Schulterschluß statt Zersplitterung | Leitlinien "Gestationsdiabetes" im Servicebereich | Äußerst fragwürdige Umfrage-Aktion | CONSULT-Beratungsangebot erweitert | QM-Kontrollmaschinerie angelaufen | Generalversammlung 2010 | Marcus Tullius Cicero (1)

Schulterschluß statt Zersplitterung

In Sachen "Einheit der Niedergelassenen" gibt es wirklich verrückte Sachen. Beispiel: Da werden innerhalb bereits bestehender Genossenschaften plötzlich neue Verbände gegründet und nur deswegen, weil irgendwelche Schlaumeier allen Ernstes meinen, mit einer solchen - dann selbstredend kleineren - Splitter-Gruppe sei ihre Marktmacht und ihr politischer Einfluß größer. Sowas ist natürlich Unsinn, aber das gibt es. Nebenbei bemerkt: Was es bedeutet, eine schlagkräftige und dazu längerlebige Organisation überhaupt aufzubauen, das dürfte von diesen Leuten sowohl kosten- wie auch arbeitsmäßig vermutlich noch gar nicht übersehen werden.
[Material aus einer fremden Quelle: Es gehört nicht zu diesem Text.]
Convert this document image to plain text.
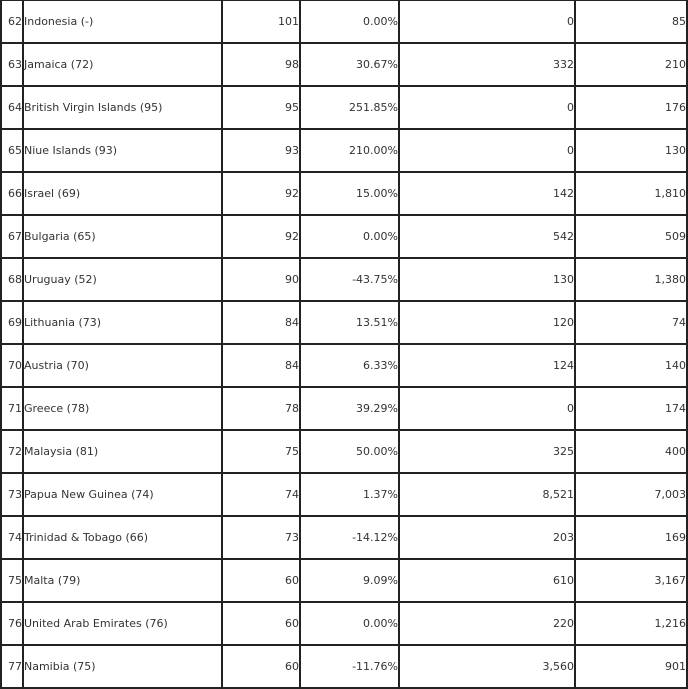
62	Indonesia (-)	101	0.00%	0	85
63	Jamaica (72)	98	30.67%	332	210
64	British Virgin Islands (95)	95	251.85%	0	176
65	Niue Islands (93)	93	210.00%	0	130
66	Israel (69)	92	15.00%	142	1,810
67	Bulgaria (65)	92	0.00%	542	509
68	Uruguay (52)	90	-43.75%	130	1,380
69	Lithuania (73)	84	13.51%	120	74
70	Austria (70)	84	6.33%	124	140
71	Greece (78)	78	39.29%	0	174
72	Malaysia (81)	75	50.00%	325	400
73	Papua New Guinea (74)	74	1.37%	8,521	7,003
74	Trinidad & Tobago (66)	73	-14.12%	203	169
75	Malta (79)	60	9.09%	610	3,167
76	United Arab Emirates (76)	60	0.00%	220	1,216
77	Namibia (75)	60	-11.76%	3,560	901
Jedenfalls geht GenoGyn Rheinland - mit zur Zeit 548 Mitgliedern gewiß kein kleiner Verband und inzwischen schon über 12 Jahre alt - stattdessen einen völlig anderen Weg: Zusammen mit den Urologen (Uro GmbH Nordrhein), Orthopäden (Orthonet-NRW) und HNO-Ärzten (HNOnetNRW) hat GenoGyn ein "Aktionsbündnis fachärztlicher Organisationen" (AFO) gegründet. Das Bündnis soll und wird die Marktmacht und den politischen Einfluß nicht verkleinern, sondern noch weiter erhöhen und das dort, wo es nötig ist - hier im Rheinland.

Der erste Schritt also ist getan, der zweite wird unmittelbar folgen. Und zwar mit dem Druck von Wartezimmer-Plakaten und Begleit-Flyern zur bevorstehenden Landtagswahl am 9. Mai. Wir alle sollten uns darüber im Klaren sein, daß die Herumgurkerei im Gesundheitswesen endlich ein Ende haben muß - für die Versicherten vor allem, aber auch für die Ärzteschaft.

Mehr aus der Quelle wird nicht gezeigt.